The real estate market in Bangkok is largely dominated by domestic buyers as various restrictions on foreign investment is ensuring that they stay away, according to a new analysis.

There were no significant income producing property transactions in Bangkok during the fourth quarter of last year and yields did not change significantly despite the increase in interest rates, as the cost of capital remained relatively low, says the latest report from global property consultants CB Richard Ellis.

‘Although there have been concerns regarding the influx of foreign capital into Thailand, the various restrictions on foreign investment ensured the real estate investment market remained largely dominated by domestic players,’ it points out.

However, developers remained active in acquiring development sites for commercial and residential purposes. Notable deals of this type included Noble Development acquiring a 120,555 sf site on Ploenchit Road from Raimon Land for a reported THB 27,871 per square foot.

The same company bought the adjoining 49,169 sf site for a reported THB 34,839 per square foot from Thai Summit Estate. The price paid for the Thai Summit Estate site was just below the record breaking amount that Sansiri paid for a nearby site in the third quarter.

Other developers were also active in acquiring sites in central and midtown locations with Land & Houses and Rojana both acquiring development sites for residential purposes.
The market for smaller sized condominiums remained buoyant but sales of medium to large apartments slowed in the fourth quarter. The market for one bedroom condominiums has been expanding rapidly with a significant number of launches and construction starts in the second half of 2010.

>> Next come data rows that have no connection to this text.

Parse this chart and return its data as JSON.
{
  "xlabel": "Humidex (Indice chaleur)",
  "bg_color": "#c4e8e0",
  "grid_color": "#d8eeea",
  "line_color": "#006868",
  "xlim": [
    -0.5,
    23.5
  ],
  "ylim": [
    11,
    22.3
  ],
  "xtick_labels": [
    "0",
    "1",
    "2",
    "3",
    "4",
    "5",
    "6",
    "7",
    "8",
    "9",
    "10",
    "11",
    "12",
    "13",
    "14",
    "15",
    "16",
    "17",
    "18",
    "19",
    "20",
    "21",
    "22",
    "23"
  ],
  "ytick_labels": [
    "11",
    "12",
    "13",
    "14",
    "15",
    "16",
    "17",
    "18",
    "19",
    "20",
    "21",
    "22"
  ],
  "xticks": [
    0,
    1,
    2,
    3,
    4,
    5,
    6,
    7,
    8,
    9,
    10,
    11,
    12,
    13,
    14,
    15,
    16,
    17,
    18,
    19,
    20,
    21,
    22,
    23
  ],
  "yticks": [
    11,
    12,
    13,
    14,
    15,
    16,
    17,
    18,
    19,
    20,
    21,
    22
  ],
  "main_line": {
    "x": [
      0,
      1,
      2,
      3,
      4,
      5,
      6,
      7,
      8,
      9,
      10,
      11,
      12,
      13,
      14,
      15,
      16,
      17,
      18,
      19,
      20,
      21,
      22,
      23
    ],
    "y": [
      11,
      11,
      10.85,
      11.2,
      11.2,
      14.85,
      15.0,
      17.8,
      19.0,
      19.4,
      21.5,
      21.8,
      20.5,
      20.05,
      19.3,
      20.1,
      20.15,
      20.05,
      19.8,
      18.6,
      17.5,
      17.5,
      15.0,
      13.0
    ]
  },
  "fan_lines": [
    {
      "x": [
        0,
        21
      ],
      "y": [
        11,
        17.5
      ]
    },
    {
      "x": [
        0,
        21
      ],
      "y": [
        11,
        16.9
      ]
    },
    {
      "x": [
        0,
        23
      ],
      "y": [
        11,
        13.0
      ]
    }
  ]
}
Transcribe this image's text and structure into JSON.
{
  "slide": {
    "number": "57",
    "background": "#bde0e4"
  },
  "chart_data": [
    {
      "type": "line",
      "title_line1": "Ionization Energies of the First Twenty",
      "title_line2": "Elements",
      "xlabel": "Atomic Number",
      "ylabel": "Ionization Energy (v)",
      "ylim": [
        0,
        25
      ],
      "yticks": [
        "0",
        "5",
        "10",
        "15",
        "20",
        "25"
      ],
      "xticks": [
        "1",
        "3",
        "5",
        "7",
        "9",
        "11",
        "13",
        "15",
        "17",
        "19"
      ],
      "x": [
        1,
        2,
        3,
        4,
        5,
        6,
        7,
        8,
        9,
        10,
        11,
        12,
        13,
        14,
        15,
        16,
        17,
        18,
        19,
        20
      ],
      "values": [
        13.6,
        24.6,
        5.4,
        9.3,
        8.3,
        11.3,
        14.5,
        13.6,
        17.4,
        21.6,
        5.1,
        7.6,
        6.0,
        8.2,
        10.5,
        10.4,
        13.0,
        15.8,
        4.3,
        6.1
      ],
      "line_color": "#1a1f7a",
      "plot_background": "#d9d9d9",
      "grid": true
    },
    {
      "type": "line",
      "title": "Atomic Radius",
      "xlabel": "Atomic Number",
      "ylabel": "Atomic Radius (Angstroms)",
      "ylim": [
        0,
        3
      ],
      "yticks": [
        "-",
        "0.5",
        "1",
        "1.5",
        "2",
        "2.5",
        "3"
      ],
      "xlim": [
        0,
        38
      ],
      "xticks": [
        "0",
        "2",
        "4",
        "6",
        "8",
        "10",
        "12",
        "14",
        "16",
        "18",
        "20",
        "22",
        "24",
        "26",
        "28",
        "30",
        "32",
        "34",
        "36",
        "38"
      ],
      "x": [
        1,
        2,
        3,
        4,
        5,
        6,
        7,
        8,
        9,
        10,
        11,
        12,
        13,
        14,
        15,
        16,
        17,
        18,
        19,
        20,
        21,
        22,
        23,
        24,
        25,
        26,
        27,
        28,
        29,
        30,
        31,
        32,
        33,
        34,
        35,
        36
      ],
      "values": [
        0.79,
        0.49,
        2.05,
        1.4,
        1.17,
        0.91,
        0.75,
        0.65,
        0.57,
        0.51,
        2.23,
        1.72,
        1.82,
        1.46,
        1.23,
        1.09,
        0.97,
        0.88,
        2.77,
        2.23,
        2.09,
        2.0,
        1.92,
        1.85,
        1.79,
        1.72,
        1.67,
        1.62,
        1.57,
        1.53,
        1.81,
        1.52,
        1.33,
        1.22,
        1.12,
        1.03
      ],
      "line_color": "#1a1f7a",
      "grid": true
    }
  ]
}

The segment may be slowing however as buyers perceive that there is a high volume of supply being completed and there is the likelihood of future interest rate hikes.

‘Although there is end user demand for smaller condominiums near the city centre from a new generation of Thai buyers, a portion of the buyers are  buy to rent investors who will be affected by any increases in interest rates,’ the report says.

The capital market turned more active during the second half of 2010 with a total of five new property funds held for initial public offering on the local bourse. These included the US$27.5 million 5-star hotel of the Mercure Samui Property Fund (MSPF), the three office buildings of the Thai Commercial Investment Fund (TCIF) worth a combined US$65.2 million, the US$59.98 million 20-year leasehold agricultural market of the Talaad Thai Leasehold Property Fund (TTLPF), the US$134 million leasehold hotel and two freehold hotels of the Dusit Thani Property Fund (DTCPF), and the two warehouses and factory of the MFC-WHA Premium Factory and Warehouse Property Fund (M-WHA) worth US$42.75 million.

The second half of 2010 saw the Bank of Thailand raise the policy interest rate three times by a total of 50 bps. The Bank also announced mild measures to cool the property market by decreasing LTV’s for condominiums to 90% and LTV’s for houses to 95%. However, the move did not have any major negative impact on the property market, it concludes.